PRC’s newest South China Sea effort: ocean E-stations

PRC’s newest South China Sea effort: ocean E-stations


Already embroiled in territorial disputes with its South China Sea neighbors, the People’s Republic of China (PRC) is installing a series of so-called “ocean E-stations” to gather intelligence and control the sea by using information technology, a new research report said.

The report, written in December 2018 by Johns Hopkins University senior researcher J. Michael Dahm, said a new structure on Bombay Reef identified by the Asia Maritime Transparency Initiative in November 2018 is likely a fixed surveillance platform that is “being developed by the Chinese government to aid in the exploration, exploitation and control of the maritime environment using information technology.”

State-owned China Electronics Technology Group Corp. (CETC) developed two types of E-stations, which are meant to “expand information collection and communication networks created by China’s South China Sea islands and outposts,” the report said.

One E-station, called the Island Reef Information System, is likely the type installed on Bombay Reef. Dahm, who worked for 25 years as a U.S. naval intelligence officer, said the platform is designed for an uninhabited reef in up to 10 meters of water. A second type, called an Anchored Floating Platform Information System, has the same capabilities but can be deployed in water between 60 and 400 meters deep.

The PRC has deployed as many as five floating E-stations in the South China Sea, according to CETC representatives and China’s Maritime Safety Administration. Company brochures said the E-stations can conduct electronic surveillance, assist maritime communication, aid in search-and-rescue efforts and monitor the ocean environment.

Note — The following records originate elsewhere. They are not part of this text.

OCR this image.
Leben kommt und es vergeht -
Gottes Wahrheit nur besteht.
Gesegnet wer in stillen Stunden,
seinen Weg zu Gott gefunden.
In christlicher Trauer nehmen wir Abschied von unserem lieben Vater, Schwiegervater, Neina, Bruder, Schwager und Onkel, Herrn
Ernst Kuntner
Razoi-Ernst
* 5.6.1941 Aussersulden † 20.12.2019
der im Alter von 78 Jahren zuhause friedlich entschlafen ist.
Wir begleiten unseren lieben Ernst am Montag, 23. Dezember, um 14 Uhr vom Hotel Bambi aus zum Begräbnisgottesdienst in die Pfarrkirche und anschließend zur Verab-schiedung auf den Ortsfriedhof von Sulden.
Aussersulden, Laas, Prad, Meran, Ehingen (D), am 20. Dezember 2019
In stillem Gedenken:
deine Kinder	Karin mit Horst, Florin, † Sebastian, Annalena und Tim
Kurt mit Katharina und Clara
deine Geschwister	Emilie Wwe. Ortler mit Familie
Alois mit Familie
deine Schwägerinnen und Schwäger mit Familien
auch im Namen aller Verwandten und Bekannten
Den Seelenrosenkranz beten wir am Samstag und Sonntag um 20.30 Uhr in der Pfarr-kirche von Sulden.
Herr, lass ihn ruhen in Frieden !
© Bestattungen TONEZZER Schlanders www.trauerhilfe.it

The effort to establish greater connectivity in the South China Sea hinges on the belief that “having greater surveillance and connectivity will reduce risk for Chinese maritime interests and, potentially, enable greater control over the maritime environment,” the report said.

Constant surveillance by these unmanned stations, the report added, could eventually replace patrols by the PRC’s coast guard or navy. (Pictured: An aerial view shows a reef in the disputed Spratly Islands of the South China Sea.)
In a sea already fraught with legal disputes concerning the PRC’s territorial claims, the E-stations could pose even more legal questions. They could be categorized as navigational buoys, the report said, or because they are anchored platforms and not associated with a “high- or low-tide feature, are they more akin to an off-shore oil platform, essentially an unmanned vessel flying a Chinese flag?”

Either way, their deployment “may have opened a new chapter in the international debate over matters of sovereignty, legality and control in the South China Sea,” the report said.

Dahm’s report comes after the U.S. in November 2018 asked the PRC to remove its missiles from artificial islands in the South China Sea.

“The United States called on China to withdraw its missile systems from disputed features in the Spratly Islands, and reaffirmed that all countries should avoid addressing disputes through coercion or intimidation,” the U.S. statement said.

U.S. Secretary of State Mike Pompeo elaborated after a meeting with Chinese officials.

“We have continued concerns about China’s activities and militarization in the South China Sea,” he said, according to a report in the Asia Times newspaper. “We pressed China to live up to its past commitments [not to militarize disputed land features] in this area.”